Lying in bed after Youngest was born, I was overwhelmed by an intense feeling of love for this tiny creature that had just come out of me. It had swept over me almost immediately like a big wave.

This hadn’t happened when Eldest was born. Perhaps it was because I had epidural with Eldest, or perhaps it was because I hadn’t been a mother when Eldest was born. Motherhood is something you have to grow into. But this wave of love on the second time around really bowled me over. I hadn’t expected it at all. In fact, when I was pregnant with Youngest I had been worried that I wouldn’t be able to love her as much as I loved Eldest. I couldn’t believe that there would be room in my heart for both of them. God knows I’m not the warmest, most giving person in the universe.

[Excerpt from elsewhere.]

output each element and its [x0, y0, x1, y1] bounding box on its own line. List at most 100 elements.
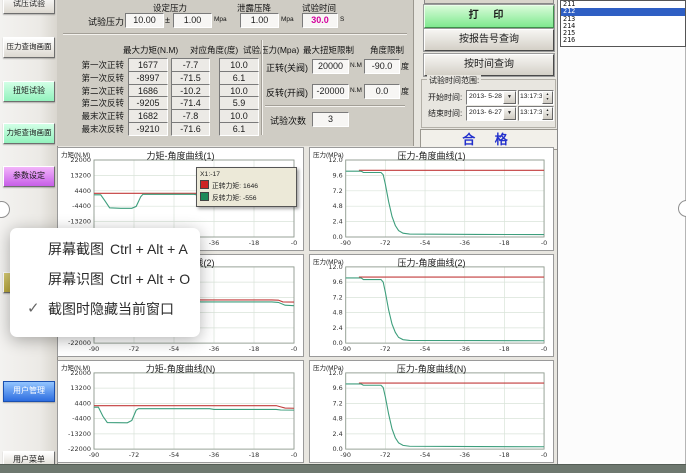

What I discovered when Youngest was born was that I didn’t have to share the same amount of love between them both. It was like a miracle had happened. My capacity for love had swelled to twice the size it had been before, if not far more.

So there I was lying in the maternity ward just a few hours after Youngest popped out (She did pop out, we almost didn’t get to the hospital in time, but that’s another story), and I was feeling all this love and completeness and contentedness and compassion, all the usual mushy stuff. Bish had said that I looked like a Buddha, before they chucked him out so I could get some rest.

And then I started feeling really really sad. It was because of Bish, you see. In my overflow of compassion, I was feeling so very sorry for him, that he didn’t get to experience for himself the amazing wonderful intensity of what had just happened to me – childbirth. It seemed so unfair.

Get a bunch of mothers together and ask them about the births of their children. Be prepared that this can take hours. I find that all mothers love talking about it, even if it was a difficult experience for them (but maybe not if it was really traumatic). And it doesn’t matter how long ago it was, or how old their kids are - they can be grandmothers.

For a feeling of empowerment, of being really in contact with life in the most uplifting way, for sheer intensity - there is no experience that can come near it.

Breastfeeding is good too.

Update: Maybe not everone sees motherhood the same way. Brrrr.